Wild mouse-derived gut microbiome transplantation in laboratory mice alleviates house dust mite-induced allergic airway inflammation. null

Specific pathogen free (SPF) mice lack the diverse microbiota commonly found in wild mice. We aimed to investigate the immunomodulatory influence of wild mouse derived gut microbiome transplantation on SPF mice. We examined the effects on allergic airway inflammation, immune cell populations, mucosal barrier function, and the cecal metabolomic metabolite profiles. Our study revealed that wild mouse derived gut microbiome recipient SPF BALB/c mice exhibited reduced allergic airway inflammation and decreased levels of pro-inflammatory cytokines compared to SPF mice, indicating the immunomodulating influence of the wild mouse-derived microbiome.
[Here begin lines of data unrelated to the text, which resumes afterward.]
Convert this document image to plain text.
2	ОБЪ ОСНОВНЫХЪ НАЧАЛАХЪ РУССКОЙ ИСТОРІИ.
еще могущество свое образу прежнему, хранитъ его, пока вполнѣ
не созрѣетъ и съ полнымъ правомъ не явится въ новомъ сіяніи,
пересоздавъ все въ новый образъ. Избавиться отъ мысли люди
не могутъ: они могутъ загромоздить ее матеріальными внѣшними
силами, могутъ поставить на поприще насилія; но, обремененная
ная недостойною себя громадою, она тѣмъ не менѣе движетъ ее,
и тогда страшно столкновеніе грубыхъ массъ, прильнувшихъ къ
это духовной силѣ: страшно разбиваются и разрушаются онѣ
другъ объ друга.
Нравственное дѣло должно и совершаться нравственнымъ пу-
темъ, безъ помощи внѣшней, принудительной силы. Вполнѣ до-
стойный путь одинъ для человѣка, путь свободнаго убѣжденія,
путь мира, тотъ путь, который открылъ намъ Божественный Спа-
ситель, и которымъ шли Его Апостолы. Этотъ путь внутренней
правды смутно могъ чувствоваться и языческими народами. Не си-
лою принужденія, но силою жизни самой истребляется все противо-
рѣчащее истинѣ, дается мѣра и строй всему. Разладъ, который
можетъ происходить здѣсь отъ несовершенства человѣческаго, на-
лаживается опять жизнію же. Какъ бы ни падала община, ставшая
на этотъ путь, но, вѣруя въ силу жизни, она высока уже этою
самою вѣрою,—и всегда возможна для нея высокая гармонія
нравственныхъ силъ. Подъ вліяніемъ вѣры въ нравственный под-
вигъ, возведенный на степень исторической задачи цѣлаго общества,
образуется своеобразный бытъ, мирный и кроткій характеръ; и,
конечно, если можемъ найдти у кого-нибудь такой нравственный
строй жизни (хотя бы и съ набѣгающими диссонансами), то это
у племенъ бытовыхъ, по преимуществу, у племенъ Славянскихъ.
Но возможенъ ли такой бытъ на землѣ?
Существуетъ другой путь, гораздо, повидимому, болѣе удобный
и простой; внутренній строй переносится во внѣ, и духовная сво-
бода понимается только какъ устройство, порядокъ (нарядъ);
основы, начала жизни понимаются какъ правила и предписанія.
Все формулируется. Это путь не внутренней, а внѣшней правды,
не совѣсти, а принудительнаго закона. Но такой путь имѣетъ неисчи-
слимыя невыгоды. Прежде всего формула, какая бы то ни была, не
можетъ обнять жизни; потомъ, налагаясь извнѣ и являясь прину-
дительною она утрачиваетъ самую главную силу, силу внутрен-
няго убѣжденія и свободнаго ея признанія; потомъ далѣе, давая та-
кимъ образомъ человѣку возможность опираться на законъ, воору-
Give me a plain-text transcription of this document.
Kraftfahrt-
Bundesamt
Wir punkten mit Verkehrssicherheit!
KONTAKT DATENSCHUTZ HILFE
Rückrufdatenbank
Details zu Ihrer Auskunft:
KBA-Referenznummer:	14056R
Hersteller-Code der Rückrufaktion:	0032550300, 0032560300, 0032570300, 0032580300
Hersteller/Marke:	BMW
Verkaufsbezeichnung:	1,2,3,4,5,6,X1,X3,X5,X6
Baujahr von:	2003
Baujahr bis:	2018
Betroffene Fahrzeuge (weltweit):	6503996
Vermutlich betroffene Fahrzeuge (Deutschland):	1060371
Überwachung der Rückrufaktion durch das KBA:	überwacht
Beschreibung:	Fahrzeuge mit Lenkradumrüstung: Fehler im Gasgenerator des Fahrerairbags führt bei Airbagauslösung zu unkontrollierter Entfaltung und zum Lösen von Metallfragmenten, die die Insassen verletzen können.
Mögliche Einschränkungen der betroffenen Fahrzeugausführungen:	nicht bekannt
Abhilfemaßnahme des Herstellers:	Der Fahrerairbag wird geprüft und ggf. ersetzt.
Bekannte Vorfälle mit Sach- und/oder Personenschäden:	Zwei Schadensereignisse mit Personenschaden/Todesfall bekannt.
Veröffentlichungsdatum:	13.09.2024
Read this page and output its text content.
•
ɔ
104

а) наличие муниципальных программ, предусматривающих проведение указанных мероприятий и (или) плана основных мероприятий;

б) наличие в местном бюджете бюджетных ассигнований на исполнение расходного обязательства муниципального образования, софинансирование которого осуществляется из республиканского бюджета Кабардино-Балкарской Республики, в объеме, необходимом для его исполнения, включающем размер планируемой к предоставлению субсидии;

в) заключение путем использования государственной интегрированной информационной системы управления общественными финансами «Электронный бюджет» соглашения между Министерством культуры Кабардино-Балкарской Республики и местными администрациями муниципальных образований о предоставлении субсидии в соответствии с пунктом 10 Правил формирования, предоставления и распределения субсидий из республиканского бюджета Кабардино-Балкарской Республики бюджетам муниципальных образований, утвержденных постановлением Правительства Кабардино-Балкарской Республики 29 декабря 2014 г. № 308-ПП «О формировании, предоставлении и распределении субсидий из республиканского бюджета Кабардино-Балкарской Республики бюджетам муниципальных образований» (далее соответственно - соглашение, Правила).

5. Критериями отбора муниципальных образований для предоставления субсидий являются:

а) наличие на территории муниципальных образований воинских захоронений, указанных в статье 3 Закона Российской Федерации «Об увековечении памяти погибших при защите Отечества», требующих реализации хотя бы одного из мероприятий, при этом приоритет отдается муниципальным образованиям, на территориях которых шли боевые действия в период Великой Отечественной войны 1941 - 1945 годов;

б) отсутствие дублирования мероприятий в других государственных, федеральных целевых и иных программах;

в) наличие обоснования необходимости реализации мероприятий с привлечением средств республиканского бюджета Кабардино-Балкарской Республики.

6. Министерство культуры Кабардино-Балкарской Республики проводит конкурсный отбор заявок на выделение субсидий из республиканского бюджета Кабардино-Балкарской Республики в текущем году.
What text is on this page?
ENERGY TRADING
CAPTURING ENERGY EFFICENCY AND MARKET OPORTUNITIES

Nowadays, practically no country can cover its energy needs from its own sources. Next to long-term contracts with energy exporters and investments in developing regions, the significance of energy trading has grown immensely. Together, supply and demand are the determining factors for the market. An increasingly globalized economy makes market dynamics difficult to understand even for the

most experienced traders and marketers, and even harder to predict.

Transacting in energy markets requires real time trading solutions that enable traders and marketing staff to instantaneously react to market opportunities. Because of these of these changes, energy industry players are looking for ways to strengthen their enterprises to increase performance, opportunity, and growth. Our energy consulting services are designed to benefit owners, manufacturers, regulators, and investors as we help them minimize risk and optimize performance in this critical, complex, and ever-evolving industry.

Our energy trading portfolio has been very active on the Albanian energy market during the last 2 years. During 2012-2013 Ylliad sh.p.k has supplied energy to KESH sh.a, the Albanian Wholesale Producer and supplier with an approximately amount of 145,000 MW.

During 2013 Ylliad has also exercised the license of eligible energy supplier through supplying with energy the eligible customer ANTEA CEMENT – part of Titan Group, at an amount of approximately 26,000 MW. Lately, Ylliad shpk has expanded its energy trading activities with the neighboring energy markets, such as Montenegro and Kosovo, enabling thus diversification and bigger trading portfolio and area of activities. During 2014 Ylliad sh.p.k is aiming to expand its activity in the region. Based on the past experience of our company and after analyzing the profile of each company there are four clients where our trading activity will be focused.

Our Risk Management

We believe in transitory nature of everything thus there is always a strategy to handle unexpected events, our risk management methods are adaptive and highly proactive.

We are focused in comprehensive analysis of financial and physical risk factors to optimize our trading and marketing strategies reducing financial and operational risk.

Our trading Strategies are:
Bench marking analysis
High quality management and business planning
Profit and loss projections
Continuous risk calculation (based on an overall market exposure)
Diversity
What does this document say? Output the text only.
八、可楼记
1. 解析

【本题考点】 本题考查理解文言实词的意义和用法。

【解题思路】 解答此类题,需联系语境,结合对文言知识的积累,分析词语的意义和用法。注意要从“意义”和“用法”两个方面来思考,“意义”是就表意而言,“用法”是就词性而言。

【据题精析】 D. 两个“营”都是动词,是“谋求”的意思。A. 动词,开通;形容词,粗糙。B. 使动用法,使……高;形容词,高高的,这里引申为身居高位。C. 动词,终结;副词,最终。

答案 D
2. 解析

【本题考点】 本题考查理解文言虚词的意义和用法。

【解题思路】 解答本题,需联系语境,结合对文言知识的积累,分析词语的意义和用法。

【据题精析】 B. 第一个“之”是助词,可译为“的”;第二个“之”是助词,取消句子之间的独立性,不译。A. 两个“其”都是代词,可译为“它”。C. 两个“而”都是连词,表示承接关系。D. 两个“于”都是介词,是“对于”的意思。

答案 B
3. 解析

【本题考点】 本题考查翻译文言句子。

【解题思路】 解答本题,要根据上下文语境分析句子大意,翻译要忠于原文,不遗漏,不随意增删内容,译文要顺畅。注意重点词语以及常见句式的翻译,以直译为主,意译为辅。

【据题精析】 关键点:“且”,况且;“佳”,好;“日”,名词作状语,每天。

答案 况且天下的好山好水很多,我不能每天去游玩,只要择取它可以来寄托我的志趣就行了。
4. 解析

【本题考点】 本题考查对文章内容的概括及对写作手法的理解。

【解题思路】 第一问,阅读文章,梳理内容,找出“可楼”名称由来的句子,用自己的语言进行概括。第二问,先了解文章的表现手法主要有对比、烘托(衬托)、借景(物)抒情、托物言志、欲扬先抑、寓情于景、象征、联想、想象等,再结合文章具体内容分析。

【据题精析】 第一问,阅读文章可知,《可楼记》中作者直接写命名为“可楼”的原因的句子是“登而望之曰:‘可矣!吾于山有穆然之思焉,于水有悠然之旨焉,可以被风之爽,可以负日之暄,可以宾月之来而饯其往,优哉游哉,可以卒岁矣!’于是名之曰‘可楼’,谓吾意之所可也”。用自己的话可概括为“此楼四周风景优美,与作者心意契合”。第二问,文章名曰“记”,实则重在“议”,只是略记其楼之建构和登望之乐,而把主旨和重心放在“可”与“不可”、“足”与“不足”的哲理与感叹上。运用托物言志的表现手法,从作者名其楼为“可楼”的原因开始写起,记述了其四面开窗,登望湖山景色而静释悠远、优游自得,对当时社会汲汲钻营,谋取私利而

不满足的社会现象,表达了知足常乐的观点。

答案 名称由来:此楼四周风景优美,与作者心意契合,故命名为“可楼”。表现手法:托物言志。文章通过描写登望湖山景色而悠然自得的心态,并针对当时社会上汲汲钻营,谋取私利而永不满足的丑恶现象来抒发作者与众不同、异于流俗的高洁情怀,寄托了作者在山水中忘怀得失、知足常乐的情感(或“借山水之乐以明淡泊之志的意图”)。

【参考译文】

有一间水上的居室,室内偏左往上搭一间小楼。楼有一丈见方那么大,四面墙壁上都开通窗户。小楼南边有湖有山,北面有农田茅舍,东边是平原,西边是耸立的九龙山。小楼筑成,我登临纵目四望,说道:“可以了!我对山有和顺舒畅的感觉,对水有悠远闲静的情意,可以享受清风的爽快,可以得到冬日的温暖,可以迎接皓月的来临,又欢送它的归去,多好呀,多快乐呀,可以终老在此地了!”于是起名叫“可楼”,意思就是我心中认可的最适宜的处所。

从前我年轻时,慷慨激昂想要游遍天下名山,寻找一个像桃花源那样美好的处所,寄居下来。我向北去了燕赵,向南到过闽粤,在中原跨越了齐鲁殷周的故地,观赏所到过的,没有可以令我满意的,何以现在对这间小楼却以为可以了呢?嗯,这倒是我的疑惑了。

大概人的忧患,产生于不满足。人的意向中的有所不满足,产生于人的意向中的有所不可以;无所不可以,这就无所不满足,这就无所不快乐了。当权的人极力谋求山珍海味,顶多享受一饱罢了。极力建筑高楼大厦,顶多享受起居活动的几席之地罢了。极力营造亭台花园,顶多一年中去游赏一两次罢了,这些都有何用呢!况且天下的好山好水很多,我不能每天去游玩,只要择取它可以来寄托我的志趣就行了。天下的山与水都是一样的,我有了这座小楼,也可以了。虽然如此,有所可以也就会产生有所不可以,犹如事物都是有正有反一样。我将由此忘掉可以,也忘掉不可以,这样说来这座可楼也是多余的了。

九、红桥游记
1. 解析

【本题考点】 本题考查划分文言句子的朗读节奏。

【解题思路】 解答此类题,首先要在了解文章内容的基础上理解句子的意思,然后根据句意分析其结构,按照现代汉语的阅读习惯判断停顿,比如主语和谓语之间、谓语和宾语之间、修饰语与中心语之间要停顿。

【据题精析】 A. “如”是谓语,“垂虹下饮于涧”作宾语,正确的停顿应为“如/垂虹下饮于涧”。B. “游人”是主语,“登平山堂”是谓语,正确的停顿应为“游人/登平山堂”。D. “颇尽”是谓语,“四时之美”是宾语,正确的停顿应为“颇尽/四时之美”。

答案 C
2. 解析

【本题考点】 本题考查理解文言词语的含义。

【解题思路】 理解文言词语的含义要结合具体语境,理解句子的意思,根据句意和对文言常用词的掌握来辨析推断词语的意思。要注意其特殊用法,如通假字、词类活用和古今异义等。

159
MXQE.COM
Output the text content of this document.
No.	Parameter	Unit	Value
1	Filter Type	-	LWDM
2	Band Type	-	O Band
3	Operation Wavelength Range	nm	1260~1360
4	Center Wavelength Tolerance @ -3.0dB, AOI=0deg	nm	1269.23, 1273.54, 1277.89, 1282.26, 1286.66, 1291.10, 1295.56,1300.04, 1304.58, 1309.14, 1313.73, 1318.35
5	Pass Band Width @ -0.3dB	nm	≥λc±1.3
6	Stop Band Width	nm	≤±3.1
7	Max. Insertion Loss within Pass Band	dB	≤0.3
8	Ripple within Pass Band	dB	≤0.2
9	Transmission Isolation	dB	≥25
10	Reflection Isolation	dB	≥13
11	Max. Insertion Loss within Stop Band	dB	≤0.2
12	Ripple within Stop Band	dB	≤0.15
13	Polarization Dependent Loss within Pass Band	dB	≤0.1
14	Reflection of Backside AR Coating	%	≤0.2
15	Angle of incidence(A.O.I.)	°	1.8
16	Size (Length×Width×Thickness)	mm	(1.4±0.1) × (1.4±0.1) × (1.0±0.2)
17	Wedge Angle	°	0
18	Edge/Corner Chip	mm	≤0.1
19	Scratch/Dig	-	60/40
We did not detect significant differences in immune cell populations in the blood. However, the expression of muc1 in the small intestine, a gene associated with mucosal barrier function, was significantly higher in the wild-recipient mice, indicating an improvement in intestinal integrity. Metabolomics analysis revealed distinct metabolic profiles associated with the wild-derived microbiome and significant differences in the concentration of several cecal metabolites, with some specific metabolites contributing to the separation clusters between the recipient groups. Univariate regression analysis identified differences in cecal metabolites, indicating significant metabolic variations between the wild-recipient and SPF-recipient mice. These findings demonstrate that wild-derived microbiome transplantation modulates immune responses, influences mucosal barrier function, and leads to distinct metabolic activities.